The Western North Carolina Nature Center considers the flowering dogwood one of America’s most popular ornamental trees. The flowering dogwood is a plant indigenous to the eastern region of the United States.
The flowering dogwood is a deciduous plant that can be raised as a tree or a shrub, often achieving heights of up to 20 feet. It is considered a spring blooming plant that produces clusters of flowers that come in a colors such as yellow, rose, pink and white.
Abundant Blooming Varieties
The Cloud 9 is a prolific bloomer and can achieve heights of up to 15 feet and widths of 20 feet. The Cherokee Chief has red- to rose-colored flowers and can reach widths and heights of up to 20 feet.
Types with Variegated Foliage
The Pink Flame has leaves that are yellowish and white, with pink bract flowers (bracts are petals at the base of a flower).

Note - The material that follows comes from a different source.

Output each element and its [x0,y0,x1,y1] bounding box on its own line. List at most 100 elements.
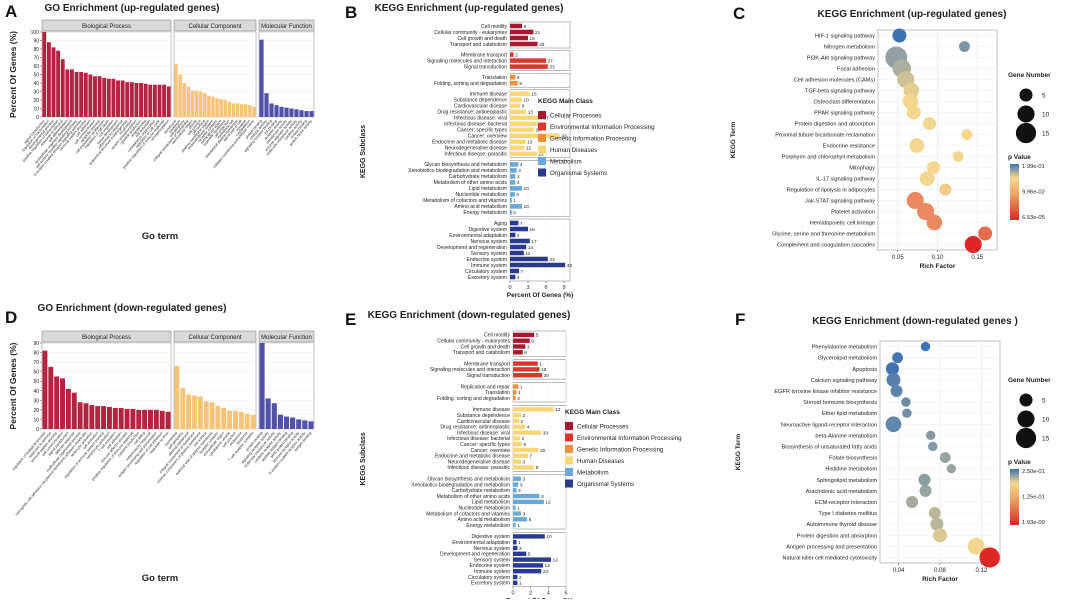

The Welchii dogwood has leaves that are green and edged with white, and has white flower bracts. The Rainbow dogwood has leaves with golden yellow borders and white flower bracts.

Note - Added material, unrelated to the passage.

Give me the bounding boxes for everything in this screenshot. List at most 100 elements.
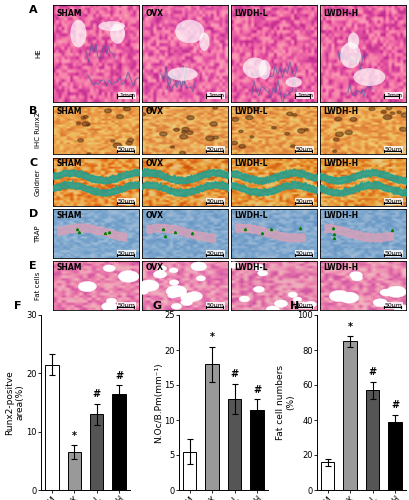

Flowering dogwoods are considered relatively easy to grow. However, they do require generous amounts of water during the warm months. Flowering dogwoods do not like full sun, but prefer to be grown in areas where there is filtered light to partial shade.
The credit for discovering the flowering dogwood is given to William Bartram, who discovered the tree near Mobile, Alabama, in about 1773.
According to Treehelp.com, the flowering dogwood is the official tree of the state of Virginia.